The _last_stolen_queue is associated to a (stealing) thread, not the
queue. Multiple threads might have the same queue as current steal
target.

One other option I discussed is instead of this array of PaddedQueueId
(which I would rename as TaskQueueThreadLocal or
TaskQueueStealLocals/Context because I can see adding more in the
future) would be passing this around like the seed parameter to
steal_best_of_2 (and actually put the seed parameter in there too).

It's a bit weird to me to pass two different kinds of thread locals
related to work stealing two different ways.
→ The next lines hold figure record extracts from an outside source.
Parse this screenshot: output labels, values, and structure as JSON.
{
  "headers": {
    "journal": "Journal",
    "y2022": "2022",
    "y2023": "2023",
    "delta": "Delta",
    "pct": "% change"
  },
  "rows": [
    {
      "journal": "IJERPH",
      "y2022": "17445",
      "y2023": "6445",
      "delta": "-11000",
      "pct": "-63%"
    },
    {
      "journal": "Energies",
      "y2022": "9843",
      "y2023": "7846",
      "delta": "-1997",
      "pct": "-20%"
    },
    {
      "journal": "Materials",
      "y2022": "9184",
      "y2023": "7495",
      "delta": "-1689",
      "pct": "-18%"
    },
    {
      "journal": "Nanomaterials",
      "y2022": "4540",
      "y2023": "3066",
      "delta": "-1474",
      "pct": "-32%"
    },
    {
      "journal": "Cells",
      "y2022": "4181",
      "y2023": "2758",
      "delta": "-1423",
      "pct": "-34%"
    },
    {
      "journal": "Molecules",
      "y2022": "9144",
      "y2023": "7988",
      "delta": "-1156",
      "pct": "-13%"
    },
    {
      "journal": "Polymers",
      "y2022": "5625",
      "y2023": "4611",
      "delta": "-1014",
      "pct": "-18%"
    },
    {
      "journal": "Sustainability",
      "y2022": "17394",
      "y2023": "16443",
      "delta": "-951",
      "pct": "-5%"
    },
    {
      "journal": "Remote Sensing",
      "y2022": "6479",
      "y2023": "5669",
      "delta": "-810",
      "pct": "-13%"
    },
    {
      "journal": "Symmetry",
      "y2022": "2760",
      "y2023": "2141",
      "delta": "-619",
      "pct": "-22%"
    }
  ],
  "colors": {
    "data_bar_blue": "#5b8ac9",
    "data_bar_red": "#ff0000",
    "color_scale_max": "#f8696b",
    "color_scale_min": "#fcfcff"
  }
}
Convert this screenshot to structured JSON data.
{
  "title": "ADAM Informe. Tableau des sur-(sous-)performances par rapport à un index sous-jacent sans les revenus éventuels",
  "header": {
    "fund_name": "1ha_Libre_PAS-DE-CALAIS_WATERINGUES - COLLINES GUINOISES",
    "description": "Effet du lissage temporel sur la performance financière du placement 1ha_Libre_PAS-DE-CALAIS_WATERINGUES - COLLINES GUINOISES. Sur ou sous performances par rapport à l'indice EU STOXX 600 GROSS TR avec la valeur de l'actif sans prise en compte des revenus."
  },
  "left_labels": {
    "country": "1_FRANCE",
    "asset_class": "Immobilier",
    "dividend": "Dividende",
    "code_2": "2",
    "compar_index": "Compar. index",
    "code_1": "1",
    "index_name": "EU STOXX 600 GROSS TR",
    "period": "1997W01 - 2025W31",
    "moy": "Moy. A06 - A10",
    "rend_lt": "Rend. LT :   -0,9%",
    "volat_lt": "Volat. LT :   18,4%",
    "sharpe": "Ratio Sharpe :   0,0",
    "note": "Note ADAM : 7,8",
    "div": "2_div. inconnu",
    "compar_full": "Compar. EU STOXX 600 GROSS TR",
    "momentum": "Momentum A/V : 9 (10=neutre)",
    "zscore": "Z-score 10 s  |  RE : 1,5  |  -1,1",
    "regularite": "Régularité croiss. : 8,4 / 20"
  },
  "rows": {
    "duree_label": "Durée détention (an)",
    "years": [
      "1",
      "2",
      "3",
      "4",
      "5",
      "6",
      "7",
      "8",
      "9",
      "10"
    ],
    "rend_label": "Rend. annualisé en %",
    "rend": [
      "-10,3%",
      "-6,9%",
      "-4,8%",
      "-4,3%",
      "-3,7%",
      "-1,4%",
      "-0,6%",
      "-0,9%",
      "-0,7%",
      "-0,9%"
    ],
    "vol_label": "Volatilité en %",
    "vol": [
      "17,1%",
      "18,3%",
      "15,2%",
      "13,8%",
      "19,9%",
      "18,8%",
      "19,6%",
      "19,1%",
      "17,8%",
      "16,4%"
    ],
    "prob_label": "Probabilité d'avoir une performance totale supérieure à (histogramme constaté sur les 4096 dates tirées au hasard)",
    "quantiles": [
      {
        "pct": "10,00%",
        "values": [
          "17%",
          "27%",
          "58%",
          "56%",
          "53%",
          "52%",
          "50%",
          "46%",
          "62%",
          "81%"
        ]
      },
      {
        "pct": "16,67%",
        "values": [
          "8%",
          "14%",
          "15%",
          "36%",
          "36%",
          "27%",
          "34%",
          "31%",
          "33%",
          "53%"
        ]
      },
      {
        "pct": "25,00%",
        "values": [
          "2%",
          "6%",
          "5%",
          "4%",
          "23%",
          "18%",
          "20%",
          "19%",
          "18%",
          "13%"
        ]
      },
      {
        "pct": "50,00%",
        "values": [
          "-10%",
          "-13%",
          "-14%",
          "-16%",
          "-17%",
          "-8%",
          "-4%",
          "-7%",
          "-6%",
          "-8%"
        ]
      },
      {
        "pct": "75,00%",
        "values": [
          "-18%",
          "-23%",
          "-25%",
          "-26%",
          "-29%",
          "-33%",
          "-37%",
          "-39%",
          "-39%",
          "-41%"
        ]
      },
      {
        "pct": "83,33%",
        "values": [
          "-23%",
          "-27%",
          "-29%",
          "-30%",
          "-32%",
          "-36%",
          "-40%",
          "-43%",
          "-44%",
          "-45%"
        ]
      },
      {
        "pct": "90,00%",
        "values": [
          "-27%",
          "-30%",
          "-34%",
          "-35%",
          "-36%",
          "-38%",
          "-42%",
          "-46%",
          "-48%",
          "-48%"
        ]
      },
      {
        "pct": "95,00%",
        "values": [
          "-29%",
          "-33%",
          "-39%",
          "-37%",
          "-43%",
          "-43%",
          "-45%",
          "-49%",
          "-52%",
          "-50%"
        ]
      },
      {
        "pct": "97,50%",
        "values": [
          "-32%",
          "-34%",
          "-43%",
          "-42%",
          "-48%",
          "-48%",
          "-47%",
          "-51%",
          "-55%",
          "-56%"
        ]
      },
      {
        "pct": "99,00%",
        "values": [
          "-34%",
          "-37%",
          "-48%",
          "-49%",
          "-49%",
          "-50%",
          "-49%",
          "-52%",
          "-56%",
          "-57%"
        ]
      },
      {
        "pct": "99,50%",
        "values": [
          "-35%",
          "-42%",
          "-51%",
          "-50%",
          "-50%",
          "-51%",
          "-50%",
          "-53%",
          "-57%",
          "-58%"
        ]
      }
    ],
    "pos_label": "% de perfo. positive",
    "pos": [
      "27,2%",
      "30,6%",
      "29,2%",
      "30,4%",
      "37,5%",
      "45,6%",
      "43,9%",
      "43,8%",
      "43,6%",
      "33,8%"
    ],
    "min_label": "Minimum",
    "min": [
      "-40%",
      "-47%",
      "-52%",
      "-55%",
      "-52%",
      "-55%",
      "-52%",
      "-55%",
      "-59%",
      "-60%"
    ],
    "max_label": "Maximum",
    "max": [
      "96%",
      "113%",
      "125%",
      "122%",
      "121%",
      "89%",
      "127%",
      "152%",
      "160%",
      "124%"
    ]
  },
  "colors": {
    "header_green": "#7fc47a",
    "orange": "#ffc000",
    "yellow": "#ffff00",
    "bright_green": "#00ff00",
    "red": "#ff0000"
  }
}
The padding is to avoid potential false sharing issues as otherwise
last_stolen_id's of different threads end up on the same cache line.
And the writes of different threads to disjoint locations would likely
invalidate the cache line all the time. Just to avoid a potential
performance issue here.

> I think it is a pre-existing bug that GenericTaskQueueSet::_n is of
> type uint, but the associated constructor argument is of type int.  I
> think the constructor is wrong in this regard.

- please use CamelCase for the INVALID_QUEUE_ID constant.

- there are some superfluous spaces at the end-of-line, but that would
be flushed out before pushing anyway.

Thanks,
  Thomas